Companies fear that the ban could hurt their ability to win drilling concessions overseas and curtail investment opportunities. Earlier in the year, Iraq’s parliament called for a barring U.S. citizens from the country in response to Trump’s first attempt at a travel ban. The move, which wasn’t enacted, would have hit Irving-based ExxonMobil particularly hard. The company produces about half a million barrels of oil a day in Iraq.
And it’s not just producers. The ban itself and any retaliation by other countries could hurt oil field service companies such as Halliburton and Baker Hughes, with tens of thousands of workers in Texas.
The ban—or the threat of them—is affecting academia as well. UT has seen an enrollment decline among foreign students studying geology and petroleum engineering, Webber says, and the restrictions pose concerns for some 150 foreign students already attending the school.
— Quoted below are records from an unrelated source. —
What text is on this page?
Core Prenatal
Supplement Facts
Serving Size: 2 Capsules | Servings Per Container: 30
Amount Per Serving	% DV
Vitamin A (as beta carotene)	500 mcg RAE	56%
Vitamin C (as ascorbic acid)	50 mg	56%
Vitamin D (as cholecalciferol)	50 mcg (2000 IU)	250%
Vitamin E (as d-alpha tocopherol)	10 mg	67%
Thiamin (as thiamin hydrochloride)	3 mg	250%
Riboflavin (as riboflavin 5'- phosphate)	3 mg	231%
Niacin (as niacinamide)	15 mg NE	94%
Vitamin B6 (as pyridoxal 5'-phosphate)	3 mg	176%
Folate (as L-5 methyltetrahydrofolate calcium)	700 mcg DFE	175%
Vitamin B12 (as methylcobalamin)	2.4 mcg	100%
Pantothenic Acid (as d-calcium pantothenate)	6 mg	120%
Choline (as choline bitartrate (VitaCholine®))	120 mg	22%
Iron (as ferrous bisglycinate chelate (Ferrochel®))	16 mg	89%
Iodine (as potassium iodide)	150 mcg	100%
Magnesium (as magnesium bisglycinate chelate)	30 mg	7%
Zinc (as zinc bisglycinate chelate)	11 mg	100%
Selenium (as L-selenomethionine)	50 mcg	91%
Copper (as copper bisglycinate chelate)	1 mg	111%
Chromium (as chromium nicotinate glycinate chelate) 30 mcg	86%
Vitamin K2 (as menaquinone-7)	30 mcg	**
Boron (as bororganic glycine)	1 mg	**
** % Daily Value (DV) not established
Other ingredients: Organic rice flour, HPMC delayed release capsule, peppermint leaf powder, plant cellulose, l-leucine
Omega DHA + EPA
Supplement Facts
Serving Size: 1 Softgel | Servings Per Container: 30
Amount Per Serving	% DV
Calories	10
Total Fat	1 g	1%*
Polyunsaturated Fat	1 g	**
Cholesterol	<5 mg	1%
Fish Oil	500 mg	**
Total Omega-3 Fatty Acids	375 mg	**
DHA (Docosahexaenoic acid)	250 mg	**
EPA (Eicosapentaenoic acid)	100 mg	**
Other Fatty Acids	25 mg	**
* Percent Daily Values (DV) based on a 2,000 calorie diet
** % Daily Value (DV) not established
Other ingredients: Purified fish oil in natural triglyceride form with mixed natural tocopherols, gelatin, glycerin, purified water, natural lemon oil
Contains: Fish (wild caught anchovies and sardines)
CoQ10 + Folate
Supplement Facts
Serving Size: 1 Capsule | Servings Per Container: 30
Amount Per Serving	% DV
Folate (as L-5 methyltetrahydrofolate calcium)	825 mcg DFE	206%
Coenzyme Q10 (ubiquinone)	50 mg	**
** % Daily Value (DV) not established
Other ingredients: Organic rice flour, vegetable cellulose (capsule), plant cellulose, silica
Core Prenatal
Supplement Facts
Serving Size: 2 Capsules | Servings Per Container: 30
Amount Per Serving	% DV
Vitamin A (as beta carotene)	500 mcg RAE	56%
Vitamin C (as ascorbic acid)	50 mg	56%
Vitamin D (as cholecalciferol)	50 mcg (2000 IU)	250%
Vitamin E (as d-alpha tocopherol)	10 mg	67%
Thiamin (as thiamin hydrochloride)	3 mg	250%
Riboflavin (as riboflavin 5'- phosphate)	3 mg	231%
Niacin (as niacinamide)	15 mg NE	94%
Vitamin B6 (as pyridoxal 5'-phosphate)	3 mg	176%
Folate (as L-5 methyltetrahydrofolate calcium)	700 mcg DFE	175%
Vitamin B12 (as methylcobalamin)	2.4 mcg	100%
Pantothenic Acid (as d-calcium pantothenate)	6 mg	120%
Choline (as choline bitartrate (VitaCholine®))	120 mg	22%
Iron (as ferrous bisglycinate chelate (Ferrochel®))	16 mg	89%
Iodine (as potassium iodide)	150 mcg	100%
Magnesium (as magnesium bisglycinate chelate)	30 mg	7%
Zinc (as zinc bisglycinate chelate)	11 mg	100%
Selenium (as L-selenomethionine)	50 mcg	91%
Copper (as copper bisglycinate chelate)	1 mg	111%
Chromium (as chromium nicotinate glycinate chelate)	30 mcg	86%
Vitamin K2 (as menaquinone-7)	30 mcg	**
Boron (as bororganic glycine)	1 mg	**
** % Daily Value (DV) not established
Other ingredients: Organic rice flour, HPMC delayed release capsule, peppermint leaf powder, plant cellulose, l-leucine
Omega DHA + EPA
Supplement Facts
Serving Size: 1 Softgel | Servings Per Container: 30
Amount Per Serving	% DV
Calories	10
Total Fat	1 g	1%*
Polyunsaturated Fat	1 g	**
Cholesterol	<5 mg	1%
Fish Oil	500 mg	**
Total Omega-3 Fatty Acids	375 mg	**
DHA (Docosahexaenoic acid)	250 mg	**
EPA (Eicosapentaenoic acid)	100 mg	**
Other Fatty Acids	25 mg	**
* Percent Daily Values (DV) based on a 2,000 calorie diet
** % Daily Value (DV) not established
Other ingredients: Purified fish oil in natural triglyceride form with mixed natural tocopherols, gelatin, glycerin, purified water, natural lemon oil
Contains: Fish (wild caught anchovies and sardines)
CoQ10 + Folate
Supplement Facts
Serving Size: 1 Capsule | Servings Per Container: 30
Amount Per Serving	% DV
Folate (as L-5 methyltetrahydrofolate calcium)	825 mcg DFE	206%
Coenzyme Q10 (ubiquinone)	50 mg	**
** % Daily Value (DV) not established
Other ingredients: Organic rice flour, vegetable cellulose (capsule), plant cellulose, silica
While the impact has been small so far, it could increase once the ban takes effect.
Oil companies themselves have said little about the ban through its different iterations this year. That may be because companies don’t want to rile Trump, who has favored easing regulations that affect the industry, from environmental restrictions to rules on offshore drilling.
Some rules, such as loosening financial reporting requirements for publicly traded oil companies, may benefit the industry, but Webber says hopes for less regulation may be misplaced. Much of the administration’s efforts to roll back environmental restrictions, for example, will benefit coal at the expense of natural gas. “I think in the end that Trump is not good for oil and gas,” he says. “Anything you do to promote coal or nuclear is bad for natural gas.”